Pedido por la educación

Sumado al pedido de que se impulse y apruebe la ley de aborto seguro legal y gratuito, los alumnos consultados en varios colegios reclamaron la implementación de la educación sexual integral en las escuelas.

“Quizás nosotres en la toma tenemos más acceso a la información, pero sabemos y conocemos la realidad de muches compañeres que terminan tejiendo preservativos de lana, como nos contaba una compañera de Villa Lugano, porque no tienen acceso a educación sexual integral”, dijo Gonzalo Cardone Serrano, de 17 años, presidente del centro de estudiantes del Pellegrini. La denominación terminada en “e” busca ser una opción neutral que no discrimina sexos.

En esa institución, los alumnos preveían un “martes verde”: una jornada de concientización sobre el aborto y participar de la vigilia que se hará en el Congreso desde la medianoche del martes (a ello acudirán solo las alumnas mujeres, ya que los varones quedarán custodiando la toma en el colegio).

Para Julia Segre Maturano, de 16 años y vocal del centro de estudiantes del Pellegrini, en una instancia en que los votos están muy justos en el Congreso, la votación va a depender en gran parte de cómo se exprese la sociedad.
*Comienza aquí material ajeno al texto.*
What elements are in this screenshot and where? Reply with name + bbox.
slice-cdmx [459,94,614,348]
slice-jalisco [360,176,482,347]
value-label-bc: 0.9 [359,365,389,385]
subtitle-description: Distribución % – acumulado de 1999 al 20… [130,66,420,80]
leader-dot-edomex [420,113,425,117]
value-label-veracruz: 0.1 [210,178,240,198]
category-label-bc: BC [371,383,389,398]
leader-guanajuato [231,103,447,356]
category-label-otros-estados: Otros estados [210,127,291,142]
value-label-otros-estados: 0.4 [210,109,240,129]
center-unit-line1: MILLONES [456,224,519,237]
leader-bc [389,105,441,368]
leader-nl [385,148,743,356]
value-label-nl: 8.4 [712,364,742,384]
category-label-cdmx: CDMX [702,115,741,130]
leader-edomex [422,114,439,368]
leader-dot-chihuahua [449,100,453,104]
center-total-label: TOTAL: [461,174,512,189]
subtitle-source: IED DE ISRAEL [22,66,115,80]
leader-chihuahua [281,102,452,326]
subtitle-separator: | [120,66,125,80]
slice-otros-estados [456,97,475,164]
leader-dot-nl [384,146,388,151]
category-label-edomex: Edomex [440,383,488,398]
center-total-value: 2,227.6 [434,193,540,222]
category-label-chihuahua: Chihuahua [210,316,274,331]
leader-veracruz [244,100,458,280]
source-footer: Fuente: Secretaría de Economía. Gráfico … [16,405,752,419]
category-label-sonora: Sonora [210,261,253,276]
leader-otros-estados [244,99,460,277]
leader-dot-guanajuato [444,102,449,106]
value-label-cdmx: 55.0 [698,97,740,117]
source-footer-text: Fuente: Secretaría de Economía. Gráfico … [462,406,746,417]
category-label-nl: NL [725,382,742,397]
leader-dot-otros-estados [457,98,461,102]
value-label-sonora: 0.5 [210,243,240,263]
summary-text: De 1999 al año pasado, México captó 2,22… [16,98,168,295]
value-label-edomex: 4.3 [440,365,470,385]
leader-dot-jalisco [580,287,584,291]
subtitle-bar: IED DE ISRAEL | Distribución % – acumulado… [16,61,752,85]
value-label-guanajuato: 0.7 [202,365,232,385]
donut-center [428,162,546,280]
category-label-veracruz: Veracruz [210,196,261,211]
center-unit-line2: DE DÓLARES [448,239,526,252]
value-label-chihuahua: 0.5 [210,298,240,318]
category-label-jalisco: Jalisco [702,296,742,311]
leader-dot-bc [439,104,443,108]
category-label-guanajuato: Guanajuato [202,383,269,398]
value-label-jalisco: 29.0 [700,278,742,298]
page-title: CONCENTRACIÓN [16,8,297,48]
Y agregó: “Hay mucha presión para que los diputados voten en contra, y es nuestro lugar hacer lo que nosotros podemos”.

“Necesitamos una ley de educación sexual científica y laica que no se amolde a cada colegio y se aplique por igual en todas las escuelas secundarias del país, porque en un colegio católico te dicen que el sexo es amor romántico y solo sirve para procrear: se desinforma mucho a la gente”, afirmó Zoe, de 17 años, y estudiante del Normal 6, tomado desde hoy.

La toma se resolvió a partir de las 18 horas y en diálogo con la rectora, para no perjudicar al resto de la escuela. “Siempre intentamos dejar todo en condiciones óptimas porque necesitamos luchar, no arruinar lo que ya tenemos construido”, dijo la alumna.
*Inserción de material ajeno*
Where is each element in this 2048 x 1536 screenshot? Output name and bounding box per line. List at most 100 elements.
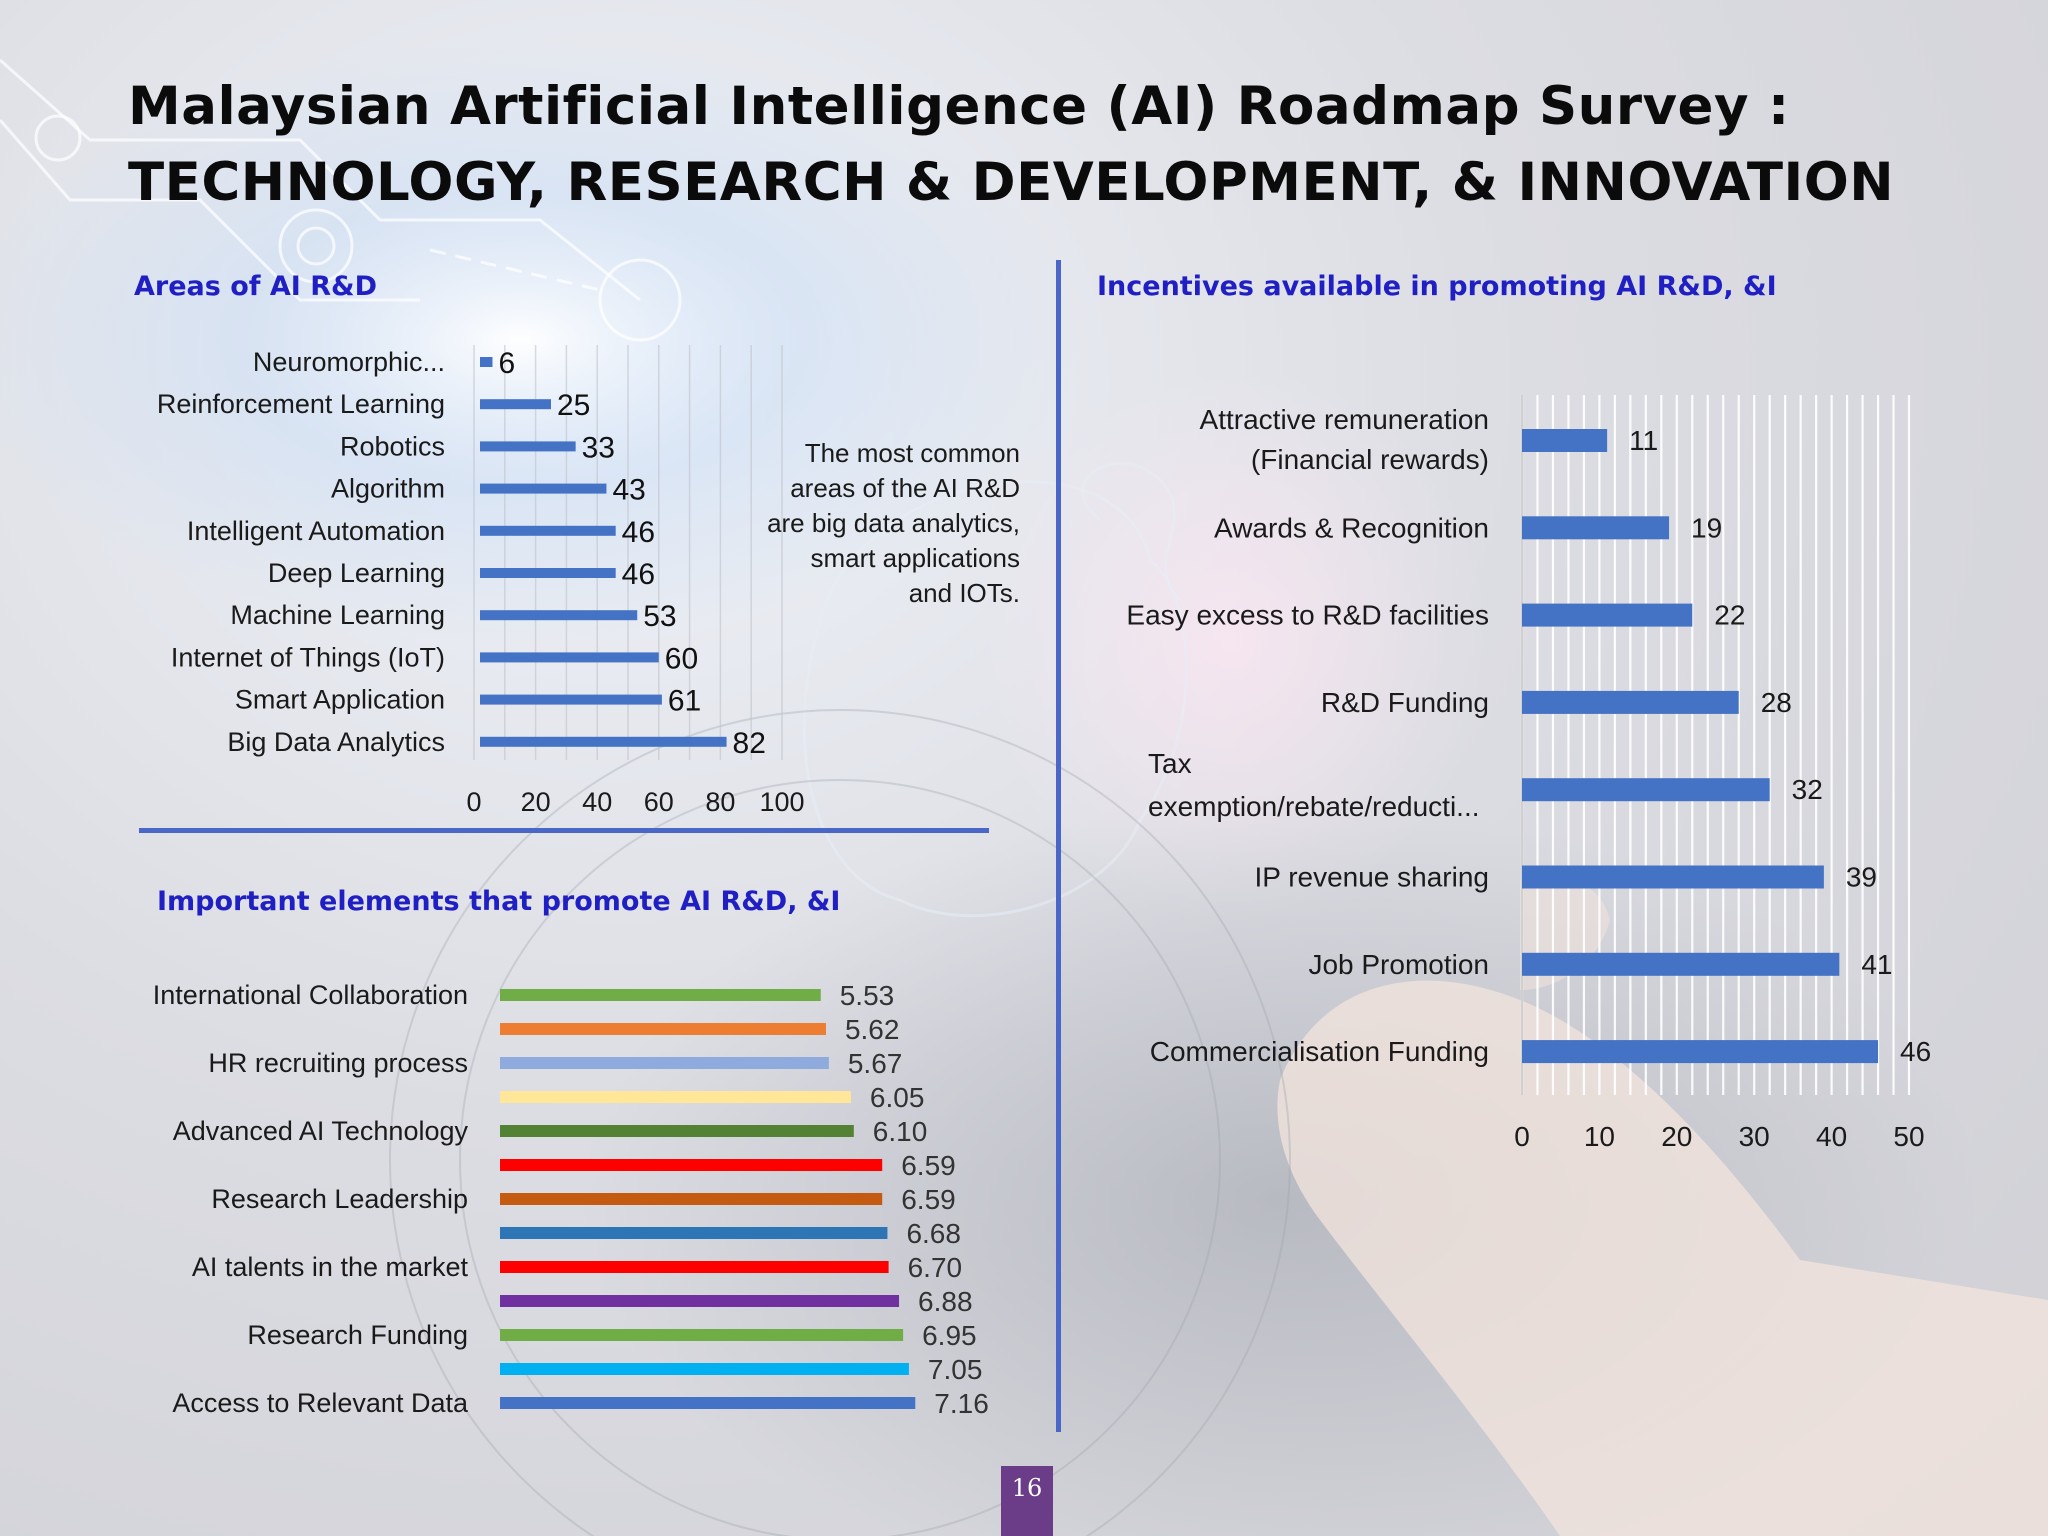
data-label: 5.67 [848, 1048, 903, 1079]
data-label: 46 [1900, 1036, 1931, 1067]
data-label: 22 [1714, 600, 1745, 631]
data-label: 5.53 [840, 980, 895, 1011]
blue-glow [0, 40, 1080, 640]
bar [1522, 690, 1739, 714]
data-label: 39 [1846, 862, 1877, 893]
data-label: 6.05 [870, 1082, 925, 1113]
x-tick-label: 100 [759, 787, 804, 817]
bar [480, 483, 607, 494]
category-label: Advanced AI Technology [173, 1116, 469, 1146]
bar [500, 1329, 904, 1341]
bar [500, 1091, 851, 1103]
category-label: Robotics [340, 431, 445, 461]
category-label: Big Data Analytics [227, 727, 445, 757]
bar [480, 736, 727, 747]
bar [480, 399, 551, 410]
bar [1522, 952, 1840, 976]
elements-section-title: Important elements that promote AI R&D, … [157, 886, 841, 917]
bar [1522, 516, 1670, 540]
bar [500, 989, 821, 1001]
x-tick-label: 20 [521, 787, 551, 817]
category-label: R&D Funding [1321, 687, 1489, 718]
data-label: 6.10 [873, 1116, 928, 1147]
category-label: Awards & Recognition [1214, 512, 1489, 543]
bar [500, 1023, 826, 1035]
bar [480, 652, 659, 663]
x-tick-label: 80 [705, 787, 735, 817]
x-tick-label: 30 [1739, 1121, 1770, 1152]
bar [500, 1159, 883, 1171]
category-label: Machine Learning [230, 600, 445, 630]
data-label: 46 [622, 558, 655, 591]
areas-section-title: Areas of AI R&D [134, 271, 377, 302]
data-label: 33 [582, 431, 615, 464]
bar [480, 441, 576, 452]
brain-outline [802, 462, 1188, 918]
x-tick-label: 10 [1584, 1121, 1615, 1152]
category-label: Neuromorphic... [253, 347, 445, 377]
x-tick-label: 0 [466, 787, 481, 817]
x-tick-label: 0 [1514, 1121, 1530, 1152]
category-label: Attractive remuneration [1200, 404, 1489, 435]
bar [480, 610, 638, 621]
data-label: 61 [668, 685, 701, 718]
bar [480, 568, 616, 578]
data-label: 19 [1691, 512, 1722, 543]
category-label: Job Promotion [1308, 949, 1489, 980]
pink-glow [970, 360, 1490, 920]
bar [1522, 778, 1770, 802]
category-label: Research Funding [247, 1320, 468, 1350]
data-label: 82 [733, 727, 766, 760]
category-label: IP revenue sharing [1254, 862, 1489, 893]
category-label: Reinforcement Learning [157, 389, 445, 419]
category-label: HR recruiting process [208, 1048, 468, 1078]
slide-title-line-1: Malaysian Artificial Intelligence (AI) R… [128, 76, 1790, 137]
bar [1522, 865, 1824, 889]
bar [500, 1125, 854, 1137]
circuit-lines [0, 58, 682, 342]
bar [1522, 603, 1693, 627]
category-label: Internet of Things (IoT) [171, 642, 445, 672]
category-label: Commercialisation Funding [1150, 1036, 1489, 1067]
x-tick-label: 20 [1661, 1121, 1692, 1152]
data-label: 32 [1792, 774, 1823, 805]
data-label: 46 [622, 516, 655, 549]
areas-note: The most common areas of the AI R&D are … [767, 438, 1020, 608]
bar [1522, 429, 1608, 452]
data-label: 6.59 [901, 1150, 956, 1181]
data-label: 60 [665, 642, 698, 675]
bar [500, 1397, 916, 1409]
category-label: Deep Learning [268, 558, 445, 588]
category-label: Research Leadership [211, 1184, 468, 1214]
data-label: 43 [612, 474, 645, 507]
slide-title-line-2: TECHNOLOGY, RESEARCH & DEVELOPMENT, & IN… [128, 152, 1895, 213]
bar [500, 1057, 829, 1069]
data-label: 7.16 [934, 1388, 989, 1419]
data-label: 25 [557, 389, 590, 422]
data-label: 6.88 [918, 1286, 973, 1317]
x-tick-label: 40 [1816, 1121, 1847, 1152]
bar [500, 1261, 889, 1273]
category-label: Algorithm [331, 474, 445, 504]
x-tick-label: 60 [644, 787, 674, 817]
category-label: (Financial rewards) [1251, 444, 1489, 475]
bar [500, 1193, 883, 1205]
category-label: Intelligent Automation [187, 516, 445, 546]
category-label: International Collaboration [153, 980, 468, 1010]
x-tick-label: 40 [582, 787, 612, 817]
x-tick-label: 50 [1893, 1121, 1924, 1152]
bar [500, 1363, 909, 1375]
data-label: 53 [643, 600, 676, 633]
page-number: 16 [1001, 1466, 1053, 1536]
category-label: AI talents in the market [192, 1252, 469, 1282]
category-label: Tax [1148, 748, 1192, 779]
bar [500, 1227, 888, 1239]
data-label: 7.05 [928, 1354, 983, 1385]
category-label: Access to Relevant Data [172, 1388, 469, 1418]
data-label: 41 [1861, 949, 1892, 980]
category-label: Easy excess to R&D facilities [1126, 600, 1489, 631]
bar [480, 357, 493, 367]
“Tratamos de mantener vínculos respetuosos”, explicó Lidia Roccella, rectora de la escuela. Y explicó que los alumnos votaron con sobre cerrado y que acordaron que la toma de la educación media no iba a perjudicar al resto de alumnos de primaria y jardín que acuden al establecimiento. Roccella admitió que preferiría ver a sus alumnos en el aula, pero confía que al igual que en las tomas del año pasado, no habrá ningún tipo de desborde.

“Reclamamos educación sexual para no llegar al punto de estar embarazada sin realmente quererlo y tener que abortar”, explicó Marina, de 17 años y alumna del Normal 7, que hoy decidió hacer jornadas de pernocte en el colegio del miércoles al jueves y marcha al congreso. Y agregó : “Yo en lo personal no estoy a favor del aborto, pero sí a favor de la legalización, porque es algo que pasa y no lo puedo negar”. En el normal 7 la semana pasada los alumnos habían votado si asistían como institución a la marcha provida o a la de la legalización del miércoles. Ganó esta última.

“Queremos la aplicación de la ESI”, dijo Luna, de 16 años y alumna del Mariano Acosta, en referencia a la Educación Sexual Integral. En su colegio, hoy a la tarde analizaban realizar un pernocte del martes al miércoles, pero con la condición de que se sumaran otros quince colegios a la iniciativa. La joven también se quejó de que en la farmacia cercana a su colegio no venden las llamadas “pastillas del día después” a menores de 18 años.

Toma al aire libre

A las dos de la tarde, una multitud de alumnos del Nacional Buenos Aires realizaba su asamblea al aire libre, sobre la calle Bolívar. El colegio permaneció cerrado hoy por no tener agua. Los alumnos denunciaron que se trató de una maniobra del rector para impedir la toma. .

Las expositoras, en su mayoría mujeres, se dirigían a sus compañeros a los gritos. “A los derechos no se los espera sentados, se los conquista, se los arranca”, afirmó una alumna, que fue aplaudida por sus compañeros.

“Creo que el aborto legal seguro y gratuito es un derecho que nos deben hace mucho tiempo, una deuda con la democracia”, opinóó Francisca Lavieri, una alumna de quinto año que estaba presente en la asamblea.